All Elite Wrestling stworzyło pod koniec maja pierwszą poważną konkurencję dla federacji WWE od lat. Na jedną z gwiazd szybko wyrósł Darby Allin, który zapożyczył swój pseudonim od Darby'ego Crasha z The Germs oraz GG Allina, ale w odróżnieniu od nich, woli jazdę na desce niż narkotyki i alkohol. Do niedawna Darby Allin mieszkał w samochodzie, ale kiedy okazało się, że AEW to sukces, a on stał się jedną z jego twarzy, los się wreszcie odmienił. Co Wicca Phase Springs Eternal ma z tym wspólnego? To właśnie jeden z jego utworów ("I Feel") towarzyszy Allinowi za każdym razem, kiedy wychodzi na ring i w ten dziwaczny sposób rozpoznawalność projektu stała się znacznie większa.
Przewrotnie McIlwee w żadnym innym utworze nie przywołuje punkowych nawiązań wyraźnie podkreślonych w "I Feel", zamiast tego preferuje trapowe podkłady i pełen emocji, delikatnie przesterowany, wydłużony dużą dawką pogłosu śpiew. W skrócie - to emo rap i to z ciekawymi korzeniami, bo Wicca Phase jest współtwórcą Gothboiclique, kolektywu, w składzie którego działał również Lil Peep. O ile jednak Peep szybko wyczuł tę stylistykę i w błyskawicznym tempie namnażał grono odbiorców, o tyle McIlwee potrzebował więcej czasu, żeby znaleźć własny głos. Niektóre single były interesujące, inne wtórne i niezbyt ciekawe, ale "Suffer On" (długogrający debiut) nie jest już uchwyceniem artysty w procesie odnajdywania tożsamości, to materiał w pełni oddający jego wizję i charakter.
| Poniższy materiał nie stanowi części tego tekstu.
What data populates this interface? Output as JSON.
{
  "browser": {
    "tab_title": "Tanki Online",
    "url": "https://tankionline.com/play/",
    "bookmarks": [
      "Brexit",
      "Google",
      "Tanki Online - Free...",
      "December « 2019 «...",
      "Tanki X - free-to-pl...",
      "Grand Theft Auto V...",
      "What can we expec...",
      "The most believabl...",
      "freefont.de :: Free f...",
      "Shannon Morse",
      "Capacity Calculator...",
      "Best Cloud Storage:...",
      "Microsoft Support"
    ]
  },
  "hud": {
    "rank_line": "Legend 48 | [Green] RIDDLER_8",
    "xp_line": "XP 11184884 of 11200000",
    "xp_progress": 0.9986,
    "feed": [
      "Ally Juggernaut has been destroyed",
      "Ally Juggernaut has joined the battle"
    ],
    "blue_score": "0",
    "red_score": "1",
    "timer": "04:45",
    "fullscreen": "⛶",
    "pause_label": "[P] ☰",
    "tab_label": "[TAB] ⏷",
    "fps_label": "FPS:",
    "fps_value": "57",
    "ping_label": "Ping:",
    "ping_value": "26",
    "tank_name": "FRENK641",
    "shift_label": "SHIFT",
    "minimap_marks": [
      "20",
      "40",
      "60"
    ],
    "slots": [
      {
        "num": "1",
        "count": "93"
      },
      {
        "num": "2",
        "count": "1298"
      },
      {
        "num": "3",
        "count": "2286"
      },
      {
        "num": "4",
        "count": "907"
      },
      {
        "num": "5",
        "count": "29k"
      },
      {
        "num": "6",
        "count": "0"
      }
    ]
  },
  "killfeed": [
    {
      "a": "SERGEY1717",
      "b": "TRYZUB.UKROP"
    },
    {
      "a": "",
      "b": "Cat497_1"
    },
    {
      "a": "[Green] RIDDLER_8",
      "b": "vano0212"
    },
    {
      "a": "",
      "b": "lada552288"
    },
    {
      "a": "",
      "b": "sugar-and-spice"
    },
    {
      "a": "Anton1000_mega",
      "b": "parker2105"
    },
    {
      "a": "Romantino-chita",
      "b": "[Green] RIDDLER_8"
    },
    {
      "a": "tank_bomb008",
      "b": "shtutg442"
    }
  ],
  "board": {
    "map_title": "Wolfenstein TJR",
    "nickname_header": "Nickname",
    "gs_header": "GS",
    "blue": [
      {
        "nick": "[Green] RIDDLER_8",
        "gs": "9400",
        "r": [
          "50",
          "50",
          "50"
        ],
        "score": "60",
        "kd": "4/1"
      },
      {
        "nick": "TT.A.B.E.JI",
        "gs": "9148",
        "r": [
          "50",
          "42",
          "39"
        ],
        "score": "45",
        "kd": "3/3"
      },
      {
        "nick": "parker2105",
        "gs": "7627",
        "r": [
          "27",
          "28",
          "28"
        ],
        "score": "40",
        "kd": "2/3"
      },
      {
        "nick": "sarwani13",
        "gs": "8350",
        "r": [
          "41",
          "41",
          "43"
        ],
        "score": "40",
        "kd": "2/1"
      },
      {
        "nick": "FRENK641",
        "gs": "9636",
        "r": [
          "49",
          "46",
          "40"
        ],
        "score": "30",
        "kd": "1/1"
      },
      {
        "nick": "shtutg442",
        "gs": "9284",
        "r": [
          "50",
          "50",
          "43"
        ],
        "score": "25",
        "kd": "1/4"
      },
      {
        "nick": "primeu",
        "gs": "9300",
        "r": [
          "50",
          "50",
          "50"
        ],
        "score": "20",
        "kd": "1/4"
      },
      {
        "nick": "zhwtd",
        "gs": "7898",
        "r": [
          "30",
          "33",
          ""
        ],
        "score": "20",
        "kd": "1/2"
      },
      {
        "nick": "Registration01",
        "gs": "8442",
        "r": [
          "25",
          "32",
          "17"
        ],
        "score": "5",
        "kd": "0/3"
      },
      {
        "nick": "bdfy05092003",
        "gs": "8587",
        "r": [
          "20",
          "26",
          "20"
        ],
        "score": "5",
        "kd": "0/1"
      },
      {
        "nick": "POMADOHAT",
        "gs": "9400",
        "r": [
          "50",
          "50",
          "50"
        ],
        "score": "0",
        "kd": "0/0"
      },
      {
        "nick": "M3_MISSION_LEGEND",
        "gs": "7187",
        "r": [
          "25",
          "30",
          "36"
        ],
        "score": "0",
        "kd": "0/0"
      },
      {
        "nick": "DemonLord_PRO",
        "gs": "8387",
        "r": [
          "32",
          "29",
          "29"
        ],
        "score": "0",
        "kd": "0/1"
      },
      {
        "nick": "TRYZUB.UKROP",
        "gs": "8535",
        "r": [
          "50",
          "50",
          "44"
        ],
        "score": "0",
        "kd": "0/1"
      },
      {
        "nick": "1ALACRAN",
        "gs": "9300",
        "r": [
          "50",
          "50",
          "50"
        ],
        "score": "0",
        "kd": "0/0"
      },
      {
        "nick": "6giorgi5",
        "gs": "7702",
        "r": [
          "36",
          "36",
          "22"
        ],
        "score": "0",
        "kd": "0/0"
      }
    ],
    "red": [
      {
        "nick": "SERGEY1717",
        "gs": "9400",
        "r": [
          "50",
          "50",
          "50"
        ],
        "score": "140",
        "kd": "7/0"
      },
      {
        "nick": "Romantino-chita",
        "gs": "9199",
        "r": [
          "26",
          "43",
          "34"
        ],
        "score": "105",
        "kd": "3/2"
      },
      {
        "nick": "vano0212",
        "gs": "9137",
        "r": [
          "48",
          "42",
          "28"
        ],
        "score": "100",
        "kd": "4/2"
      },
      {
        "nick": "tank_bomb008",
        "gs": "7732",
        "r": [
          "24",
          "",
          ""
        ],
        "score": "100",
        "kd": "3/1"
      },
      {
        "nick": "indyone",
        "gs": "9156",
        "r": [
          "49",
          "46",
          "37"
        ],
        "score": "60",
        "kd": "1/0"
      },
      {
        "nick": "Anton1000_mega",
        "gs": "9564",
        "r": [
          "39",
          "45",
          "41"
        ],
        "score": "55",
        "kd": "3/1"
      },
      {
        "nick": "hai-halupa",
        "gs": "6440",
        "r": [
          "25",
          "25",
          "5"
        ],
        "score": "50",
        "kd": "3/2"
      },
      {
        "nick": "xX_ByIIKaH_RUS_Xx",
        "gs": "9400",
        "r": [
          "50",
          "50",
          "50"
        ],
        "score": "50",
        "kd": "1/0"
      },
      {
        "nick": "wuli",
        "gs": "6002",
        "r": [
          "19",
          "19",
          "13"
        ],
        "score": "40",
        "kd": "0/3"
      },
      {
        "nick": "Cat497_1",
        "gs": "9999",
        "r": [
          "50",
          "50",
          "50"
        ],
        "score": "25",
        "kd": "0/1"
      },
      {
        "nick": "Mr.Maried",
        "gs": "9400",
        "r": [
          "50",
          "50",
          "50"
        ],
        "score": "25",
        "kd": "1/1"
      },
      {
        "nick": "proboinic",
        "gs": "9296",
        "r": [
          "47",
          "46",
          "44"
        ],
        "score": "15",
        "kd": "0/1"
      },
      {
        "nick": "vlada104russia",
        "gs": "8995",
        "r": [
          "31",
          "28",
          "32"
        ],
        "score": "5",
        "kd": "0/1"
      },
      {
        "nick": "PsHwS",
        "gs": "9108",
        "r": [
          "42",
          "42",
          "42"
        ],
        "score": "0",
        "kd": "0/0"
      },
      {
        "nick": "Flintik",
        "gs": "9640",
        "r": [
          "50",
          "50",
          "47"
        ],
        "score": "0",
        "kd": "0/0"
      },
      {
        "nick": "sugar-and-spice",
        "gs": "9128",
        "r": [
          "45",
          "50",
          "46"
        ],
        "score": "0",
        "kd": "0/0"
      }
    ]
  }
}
Wicca Phase przede wszystkim postanowił nie ulegać emo rapowemu schematowi i już w otwierającym album "Together" bazuje na brzmieniu gitary akustycznej oraz własnego głosu z wsparciem delikatnych, syntetycznych, niskich tonów w tle, co bardziej przypomina "trap country" albo smutniejszą wersję Orville'a Pecka z dodatkiem automatu perkusyjnego. Akustyk powraca w wielu utworach na "Suffer On", czasami ze znacznie wyraźniejszym bitem ("Reset"), kiedy indziej w towarzystwie jedynie głosu ("Crushed"), w jeszcze innych momentach z dodatkiem perkusji i gitary basowej, tworząc para-rockowe trio (początek "I Need Help"). McIlwee wcześniej zdawał się gonić za wzorcem, teraz wygląda na to, że zrzucił z siebie presje i z większą swobodą wykorzystuje narzędzia charakterystyczne dla obranej estetyki.
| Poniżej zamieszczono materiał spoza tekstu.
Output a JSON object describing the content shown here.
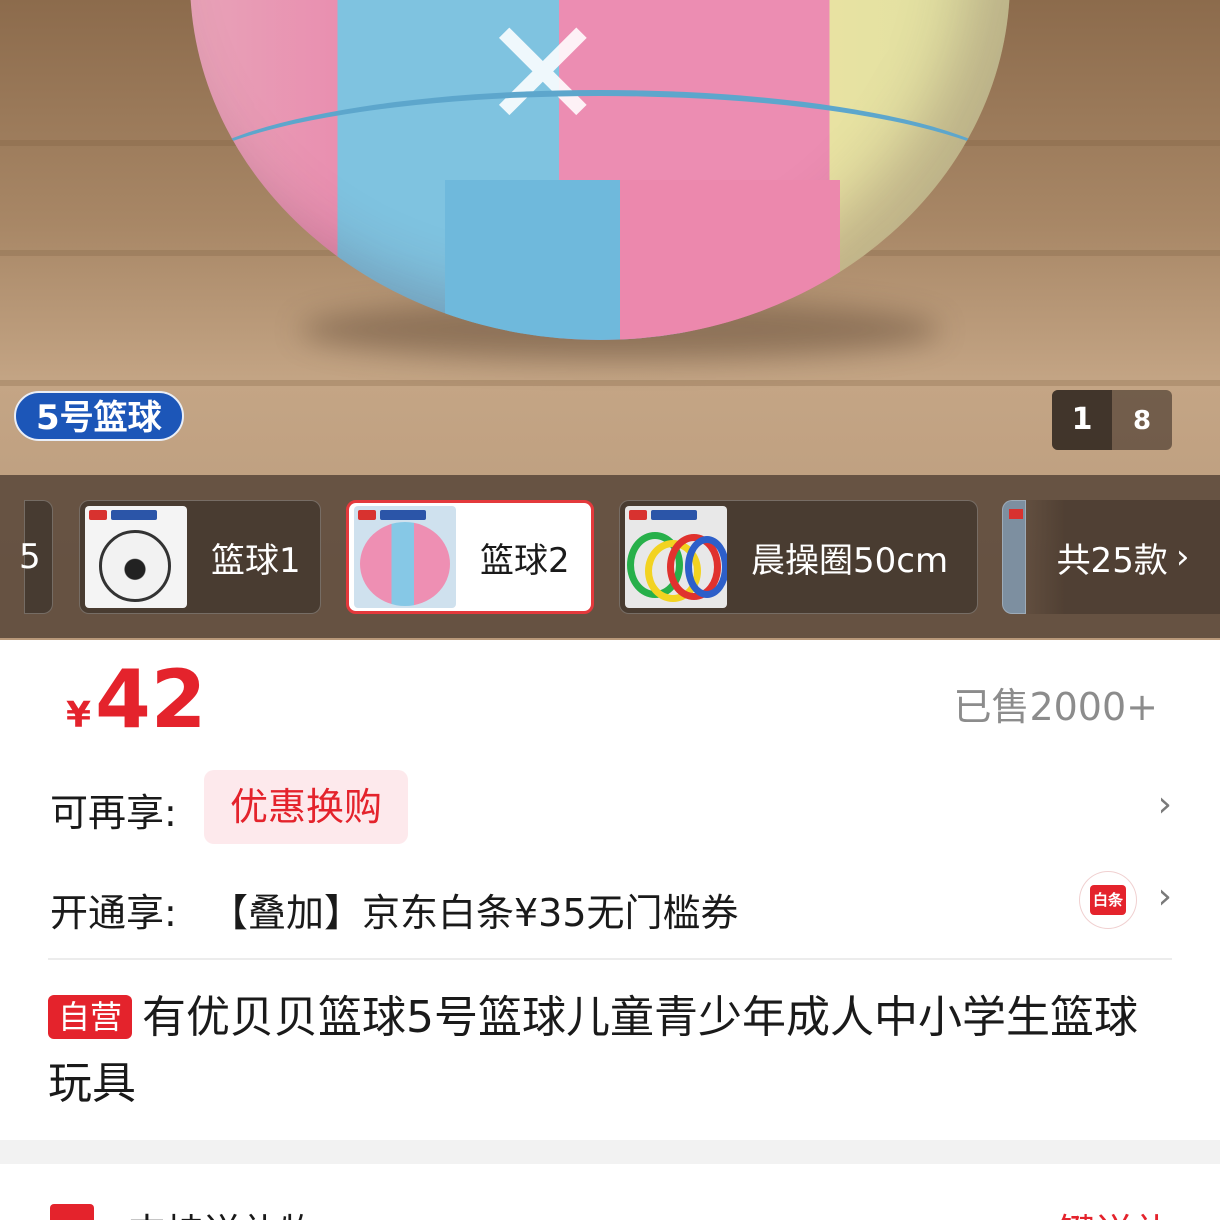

Dla porównania Scarlxrd - uprawiający znacznie agresywniejszą odmianę hip-hopu z silnie rockowymi inspiracjami - jeszcze na "Dxxm" z 2018 roku potrafił zachwycić pomysłowością, ale w tym roku wydał aż trzy albumy (łącznie pięćdziesiąt cztery utwory), które brzmią jak jeden i ten sam, a nawet jak trzy-cztery warianty tego samego kawałka. Szkoda rozdrobnienia tego talentu i na szczęście Wicca Phase Springs Eternal nie wpadł w podobną pułapkę - zarówno "Suffer On", jak i wydane po nim single pokazują wielowymiarowość artysty z Pensylwanii (choć w sferze tekstów nieco monotonnie podsyca kolejne oblicza weltschmerzu) i pewnie nadchodzący rok będzie dla niego równie owocny.